Good.—Rather, sustenance, or “necessaries of life.”
World is not here used in a bad sense, but merely of such elements of existence as are not spiritual.
The word “see” is strong, and implies calm and attentive contemplation.
The word translated “bowels of compassion” is used in the LXX. (Proverbs 12:10) for “tender mercies.” It is used in the New Testament as we use “heart,” and has nothing to do with bowels. It should be translated “compassion.”
How abideth.—In 1 John 2:15 it was eternal life; here St. John thinks of our love to God as one of the two chief signs and products of eternal life: eternal life bringing into activity its relation to its source.

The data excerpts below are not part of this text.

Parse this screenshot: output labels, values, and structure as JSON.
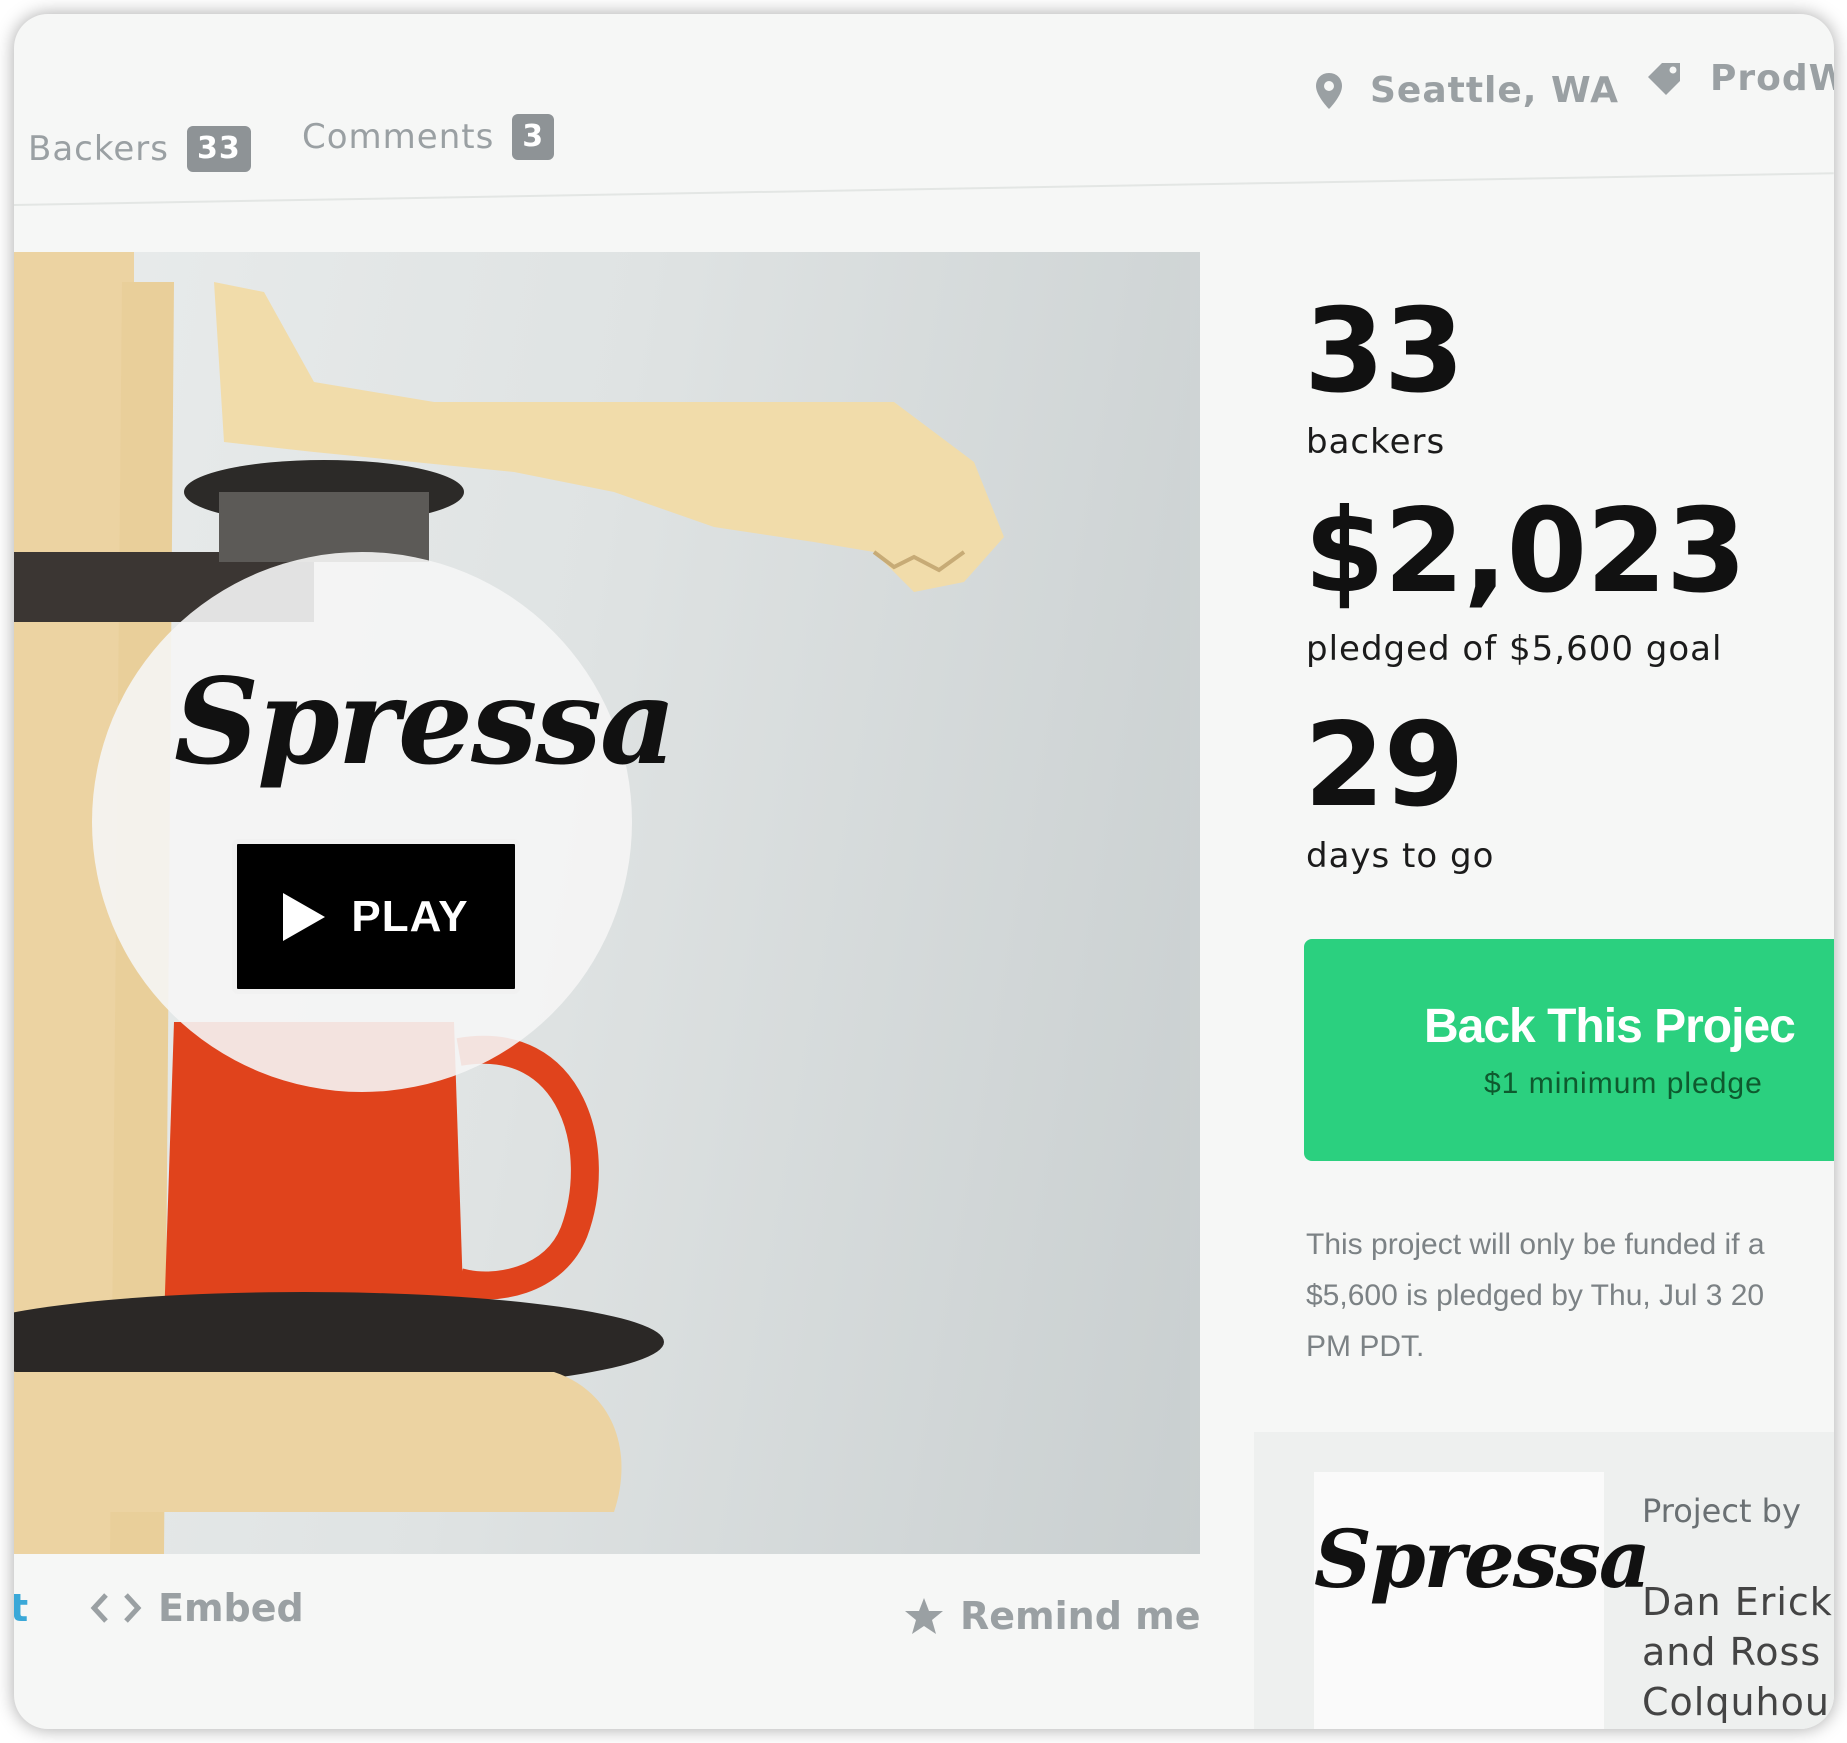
{
  "nav": {
    "backers_label": "Backers",
    "backers_count": "33",
    "comments_label": "Comments",
    "comments_count": "3",
    "location": "Seattle, WA",
    "category": "ProdW"
  },
  "video": {
    "logo_text": "Spressa",
    "play_label": "PLAY"
  },
  "actions": {
    "share_fragment": "t",
    "embed_label": "Embed",
    "remind_label": "Remind me"
  },
  "stats": {
    "backers_value": "33",
    "backers_label": "backers",
    "pledged_value": "$2,023",
    "pledged_label": "pledged of $5,600 goal",
    "days_value": "29",
    "days_label": "days to go"
  },
  "back_button": {
    "label": "Back This Projec",
    "sub_label": "$1 minimum pledge"
  },
  "funding_notice": {
    "line1": "This project will only be funded if a",
    "line2": "$5,600 is pledged by Thu, Jul 3 20",
    "line3": "PM PDT."
  },
  "creator": {
    "logo_text": "Spressa",
    "project_by_label": "Project by",
    "name_line1": "Dan Ericks",
    "name_line2": "and Ross",
    "name_line3": "Colquhou"
  },
  "colors": {
    "accent_green": "#2bd07f",
    "mug_red": "#e0431c",
    "wood": "#e9cf9a"
  }
}
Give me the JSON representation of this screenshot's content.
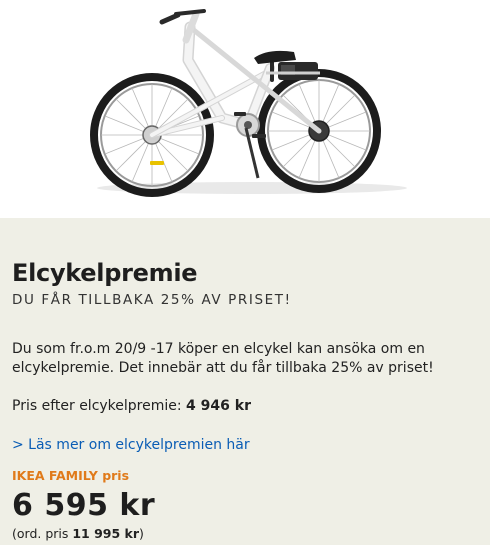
{
  "product": {
    "image_alt": "elcykel",
    "title": "Elcykelpremie",
    "subtitle": "DU FÅR TILLBAKA 25% AV PRISET!",
    "description": "Du som fr.o.m 20/9 -17 köper en elcykel kan ansöka om en elcykelpremie. Det innebär att du får tillbaka 25% av priset!",
    "after_premium_label": "Pris efter elcykelpremie:",
    "after_premium_value": "4 946 kr",
    "read_more_link": "> Läs mer om elcykelpremien här",
    "family_price_label": "IKEA FAMILY pris",
    "price": "6 595 kr",
    "ordinary_prefix": "(ord. pris",
    "ordinary_value": "11 995 kr",
    "ordinary_suffix": ")"
  },
  "colors": {
    "panel_background": "#efefe6",
    "link": "#0a5db5",
    "family_orange": "#e07a1a",
    "bike_frame": "#f2f2f2",
    "tire": "#1c1c1c"
  }
}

(18) The words “My little children,” are, as usual, a mark of a sudden access of warmth, tenderness, and earnestness. “Word,” of course, is antithetical to “deed,” “tongue” to “truth.” The construction of the first pair (which is different from that of the second) implies merely the instruments of the love; that of the second implies its whole condition. St. John hints that there is some danger of this conventionality amongst his friends, and earnestly exhorts them to genuineness. He forbids all the traitorous babble of heartless insincerity, and urges that just, active, straightforward, all-embracing affection which was complete in Christ alone. (Comp. Romans 12:9; Ephesians 4:15; James 2:15-17; 1 Peter 1:22; 2 John 1:1; 3 John 1:1.)